There is an apocryphal story in math circles about a graduate student who writes a Ph.D. thesis in analysis. He has discovered an interesting new class of functions for which he was able to prove many very strong theorems. The exact class of functions seems to be lost to the mists of time. During his thesis defense, somebody asks him for an example of such a function; after much deliberation, it turns out the only such functions are boring old constants.
Presumably the defense does not end well.
True or not, the story does induce a certain amount of queasiness for anybody working in a theoretical field — or, like me, working on concrete tools built upon lots of theory.
Static analysis: trivial or impossible?
I came to GrammaTech along a nonstandard trajectory.
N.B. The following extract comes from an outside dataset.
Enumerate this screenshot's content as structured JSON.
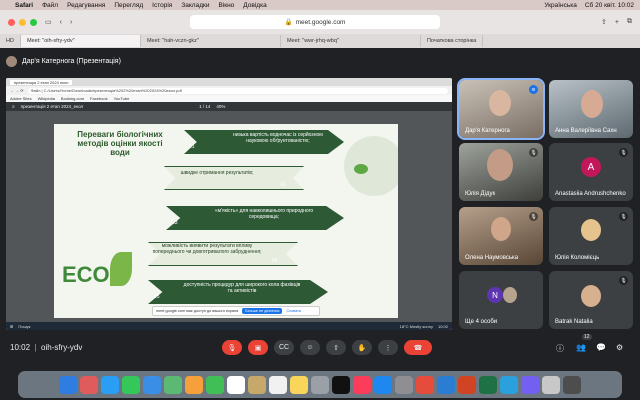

My Ph.D. is in pure mathematics, with no whiff of a connection to program analysis. I studied geometric transformations of partial differential equations with Dr. Hubbard at Cornell. Hubbard is well-known for asking questions which cut away the cruft and get right to the heart of the matter (much to the horror of many a first-year graduate student attempting to give a presentation).
Our CEO got to experience this after my interview at GrammaTech, when he decided to call Hubbard as a reference. Hubbard didn’t know what I was applying for ahead of time, so he was a bit surprised:
Hubbard: So Matt is applying for a software engineering job? Software engineering doesn’t seem very interesting – after all, isn’t software development a completely trivial problem?
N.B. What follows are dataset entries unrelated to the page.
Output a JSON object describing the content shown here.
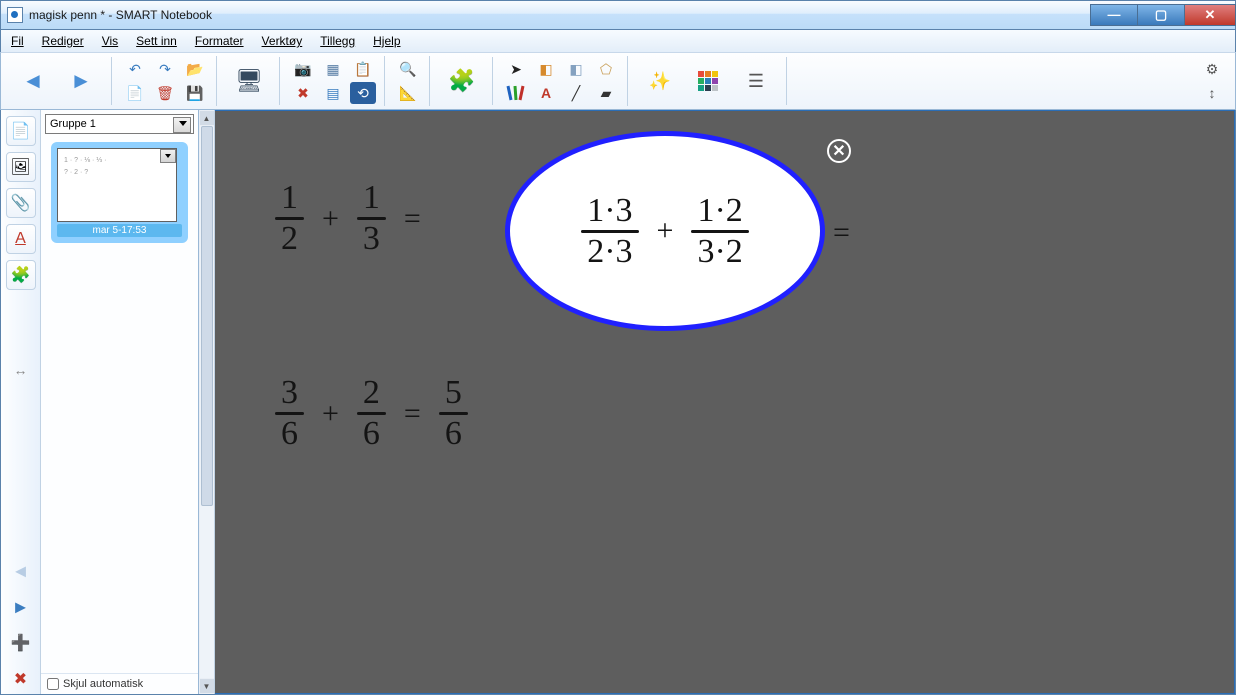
{
  "window": {
    "title": "magisk penn * - SMART Notebook"
  },
  "menu": {
    "file": "Fil",
    "edit": "Rediger",
    "view": "Vis",
    "insert": "Sett inn",
    "format": "Formater",
    "tools": "Verktøy",
    "addons": "Tillegg",
    "help": "Hjelp"
  },
  "toolbar": {
    "prev": "◄",
    "next": "►",
    "undo": "↶",
    "redo": "↷",
    "open": "📂",
    "newpage": "📄",
    "delpage": "🗑",
    "save": "💾",
    "screenshade": "🖥",
    "doccam": "📷",
    "table": "▦",
    "response": "📋",
    "capture": "🔍",
    "delete": "✖",
    "grid": "▤",
    "reset": "⟲",
    "measure": "📐",
    "addon": "🧩",
    "select": "➤",
    "shape": "◧",
    "eraser": "◧",
    "regpoly": "⬠",
    "pen": "✎",
    "text": "A",
    "line": "╱",
    "fill": "▰",
    "magic": "✨",
    "color": "▦",
    "props": "☰",
    "settings": "⚙",
    "move": "↕"
  },
  "sidebar": {
    "group": "Gruppe 1",
    "thumb": {
      "timestamp": "mar 5-17:53",
      "mini1": "1 · ? · ⅛ · ⅓ ·",
      "mini2": "? · 2 · ?"
    },
    "hide": "Skjul automatisk",
    "tabs": {
      "pages": "📄",
      "gallery": "🖼",
      "attach": "📎",
      "props": "A",
      "addons": "🧩",
      "prev": "◄",
      "next": "►",
      "add": "➕",
      "del": "✖",
      "resize": "↔"
    }
  },
  "canvas": {
    "close": "✕",
    "eq1": {
      "f1": {
        "n": "1",
        "d": "2"
      },
      "plus1": "+",
      "f2": {
        "n": "1",
        "d": "3"
      },
      "eq1": "=",
      "f3": {
        "n": "1·3",
        "d": "2·3"
      },
      "plus2": "+",
      "f4": {
        "n": "1·2",
        "d": "3·2"
      },
      "eq2": "="
    },
    "eq2": {
      "f1": {
        "n": "3",
        "d": "6"
      },
      "plus": "+",
      "f2": {
        "n": "2",
        "d": "6"
      },
      "eq": "=",
      "f3": {
        "n": "5",
        "d": "6"
      }
    }
  }
}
CEO: Well, no! There are many interesting problems to solve! For example, we write software to analyze other programs for bugs. That is…
Hubbard: What?! No. I don’t believe it for a second. By the halting problem, everybody knows that is completely impossible!
Mission… impossible?
So who is right? Is nontrivial static analysis really impossible?
In a sense, perfect static analysis really is impossible. This is codified in Rice’s Theorem, which says that for just about any interesting property of a program you can think of, it is not possible to make an algorithm which decides whether or not programs have that property. The usual proof is by reduction to the halting problem, but a simple diagonalization trick gives the right intuition.
For example, suppose we want to prove that a program never will crash by dereferencing NULL when given a certain input. Any static analysis company worth its salt would love to sell you a function never_dereferences_NULL(f, x) that can tell you if running the program f on the input x will result in a null pointer dereference or not.
All would be well and good until some wise guy inevitably comes along with this program:
def tricky(f):
if never_dereferences_NULL(f, f):
x = NULL;
y = *x; // oops, I dereferenced null!
return
Mr. Wise Guy sits down and asks our precious tool if his program has a null pointer dereference when run on its own source code:
<wiseguy@miskatonic ˜> never_dereferences_NULL(tricky, tricky)
What answer should he expect?
- If it returns True, then the tool is claiming that computing tricky(tricky) will not cause a null-pointer dereference. But then the if-statement in tricky(tricky) will get executed, causing a null-pointer dereference after all. Sounds like a contradiction.
- If it returns False, then the tool is claiming that computing tricky(tricky) will cause a null pointer dereference. But all tricky(tricky) is doing in that case is calling out to never_dereferences_NULL, which we have been told is 100% accurate (and presumably bug-free). A contradiction again — either the tool is lying, or it is buggy!
All of this demonstrates that there is no perfect never_dereferences_NULL tool out there waiting to be discovered by static analysis companies. So is Hubbard vindicated? Is GrammaTech about to vanish in a puff of mathematical paradox?
Open the escape hatch!
Luckily, there are is an escape hatch built into the contradiction governing Rice’s theorem.
Let us first take a step back and think about how we got into this mess: we posited the existence of a perfect tool which always correctly told us whether or not a program contained a null pointer dereference. That got us in trouble with the analysis of Mr. Wise Guy’s tricky(tricky) program.
But do we really need our tool to be able to analyze every conceivable program, even those monstrous eldritch things which would require more storage than there are atoms in the universe? What if we open the escape hatch and allow for the possibility that the tool may — sometimes, perhaps very infrequently — not always give the correct answer?
Once we weaken the guarantee that the program always be correct, then the contradiction evaporates. There doesn’t seem to be anything stopping us from writing an approximation to never_dereferences_NULL which is as accurate as you please, though we know it can never be perfect.
Granting that any static analysis tool must occasionally go wrong, we can classify the sort of mistakes it might make:
- False positive: Tool says there is a problem, but there really is not.
- False negative: Tool says there is not a problem, but there really is.
High-quality static analysis tools minimize both kinds of errors. Too many false positives mean that real bugs get lost among erroneous reports. It is harder to see the “too many false negative” scenario, but it is just as bad — it means that too many bugs are being missed.
Luckily, there doesn’t seem to be any sort of limit to how precise a static analysis tool is allowed to get. By designing clever new techniques, static analysis tools can continue to find more hidden bugs (reducing false negatives) and simultaneously reduce the noise of false positives. We know (with proof!) that we can never achieve perfection, but we can get close. Call it the wabi-sabi of static analysis.